A processing network is a system that takes materials of various kinds as inputs, and uses processing resources to produce other materials as outputs. A wide range of real world, complex systems can be represented within this conceptual framework, including semiconductor wafer fabrication facilities, networks of data switches, and large-scale call centers. In a manufacturing context, the processing network paradigm is flexible enough to accommodate machine-operator interactions, material handling equipment, machine breakdown, and assembly-disassembly operations. It can be used to model call centers with cross-trained operators, to model input-queued data switches, and to model congestion-based routing of road traffic. Key performance measures of a stochastic processing network include throughput (the rate at which jobs or materials flow through the system) and cycle time (the total amount of time that inputs spend in the network). Elements of an operational policy may include input control, sequencing, routing, and decisions related to batching and setups; the choice of such a policy can dramatically affect network performance.

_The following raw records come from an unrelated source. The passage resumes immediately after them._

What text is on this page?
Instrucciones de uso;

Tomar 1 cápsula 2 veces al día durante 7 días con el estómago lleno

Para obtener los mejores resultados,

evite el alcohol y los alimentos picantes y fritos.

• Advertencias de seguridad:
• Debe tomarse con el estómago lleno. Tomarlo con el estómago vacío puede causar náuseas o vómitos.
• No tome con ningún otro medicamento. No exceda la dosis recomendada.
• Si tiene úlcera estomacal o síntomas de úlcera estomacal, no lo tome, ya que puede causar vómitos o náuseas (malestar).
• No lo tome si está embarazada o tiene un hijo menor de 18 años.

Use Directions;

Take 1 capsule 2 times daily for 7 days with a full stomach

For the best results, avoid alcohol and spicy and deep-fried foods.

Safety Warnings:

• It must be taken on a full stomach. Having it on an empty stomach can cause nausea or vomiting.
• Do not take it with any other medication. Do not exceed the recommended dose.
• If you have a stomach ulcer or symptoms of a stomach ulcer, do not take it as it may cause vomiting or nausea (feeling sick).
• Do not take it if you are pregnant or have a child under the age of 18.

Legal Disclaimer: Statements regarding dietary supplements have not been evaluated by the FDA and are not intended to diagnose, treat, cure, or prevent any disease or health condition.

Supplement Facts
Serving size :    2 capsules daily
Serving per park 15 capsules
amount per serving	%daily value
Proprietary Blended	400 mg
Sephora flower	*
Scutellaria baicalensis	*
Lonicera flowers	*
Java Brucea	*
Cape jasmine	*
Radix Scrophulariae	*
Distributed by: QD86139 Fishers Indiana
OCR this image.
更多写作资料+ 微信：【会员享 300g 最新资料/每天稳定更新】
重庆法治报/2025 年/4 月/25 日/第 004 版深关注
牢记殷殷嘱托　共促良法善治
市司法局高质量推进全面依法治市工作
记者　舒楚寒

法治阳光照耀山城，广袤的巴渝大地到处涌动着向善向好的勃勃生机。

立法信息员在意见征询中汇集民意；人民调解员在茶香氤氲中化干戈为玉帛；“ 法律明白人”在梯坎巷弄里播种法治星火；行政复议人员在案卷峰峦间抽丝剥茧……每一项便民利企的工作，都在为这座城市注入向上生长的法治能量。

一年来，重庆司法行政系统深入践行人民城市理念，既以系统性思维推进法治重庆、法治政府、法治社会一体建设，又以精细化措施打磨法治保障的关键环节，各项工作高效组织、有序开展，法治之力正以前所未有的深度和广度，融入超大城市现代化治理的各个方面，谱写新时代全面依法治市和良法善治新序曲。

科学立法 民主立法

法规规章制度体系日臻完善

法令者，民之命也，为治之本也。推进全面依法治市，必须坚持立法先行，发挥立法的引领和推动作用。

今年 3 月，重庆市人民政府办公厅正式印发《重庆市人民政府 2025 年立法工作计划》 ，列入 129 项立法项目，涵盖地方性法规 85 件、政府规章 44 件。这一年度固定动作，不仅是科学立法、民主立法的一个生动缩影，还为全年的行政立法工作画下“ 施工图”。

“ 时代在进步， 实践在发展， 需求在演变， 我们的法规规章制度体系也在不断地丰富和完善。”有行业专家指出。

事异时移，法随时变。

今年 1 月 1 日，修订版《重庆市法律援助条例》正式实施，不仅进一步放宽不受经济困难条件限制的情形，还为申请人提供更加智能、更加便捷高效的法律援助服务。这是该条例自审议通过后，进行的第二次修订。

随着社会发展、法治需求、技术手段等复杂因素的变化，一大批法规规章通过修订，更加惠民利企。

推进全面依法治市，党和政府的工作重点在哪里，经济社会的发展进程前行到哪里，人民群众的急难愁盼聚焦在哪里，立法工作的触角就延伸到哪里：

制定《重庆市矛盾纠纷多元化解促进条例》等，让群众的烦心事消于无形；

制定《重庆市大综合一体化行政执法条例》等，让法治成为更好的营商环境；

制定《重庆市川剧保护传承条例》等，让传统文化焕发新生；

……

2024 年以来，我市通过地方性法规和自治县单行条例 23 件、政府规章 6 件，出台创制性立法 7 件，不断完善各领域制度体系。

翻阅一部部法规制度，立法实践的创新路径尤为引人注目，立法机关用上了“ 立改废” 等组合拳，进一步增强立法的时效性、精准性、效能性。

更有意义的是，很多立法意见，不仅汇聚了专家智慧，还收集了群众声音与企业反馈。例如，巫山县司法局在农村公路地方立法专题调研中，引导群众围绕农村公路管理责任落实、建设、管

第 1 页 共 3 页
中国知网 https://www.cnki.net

In this talk, it will first be shown that even in simple networks, commonly used operational policies like first-in-first-out sequencing may perform badly, failing to achieve even "throughput optimality." We then present two families policies, called discrete-proportional-processor-sharing and maximum pressure policies, that are always throughput optimal, regardless of the processing network's topology or parameter values. These policies have other attractive features as well, including distributed implementation that uses only local or semi-local congestion information. A simulation study has been undertaken that evaluates these policies in a wafer fabrication setting, using SEMATECH data sets. The results of that study will be discussed, along with other attractive theoretical properties of the two policy families.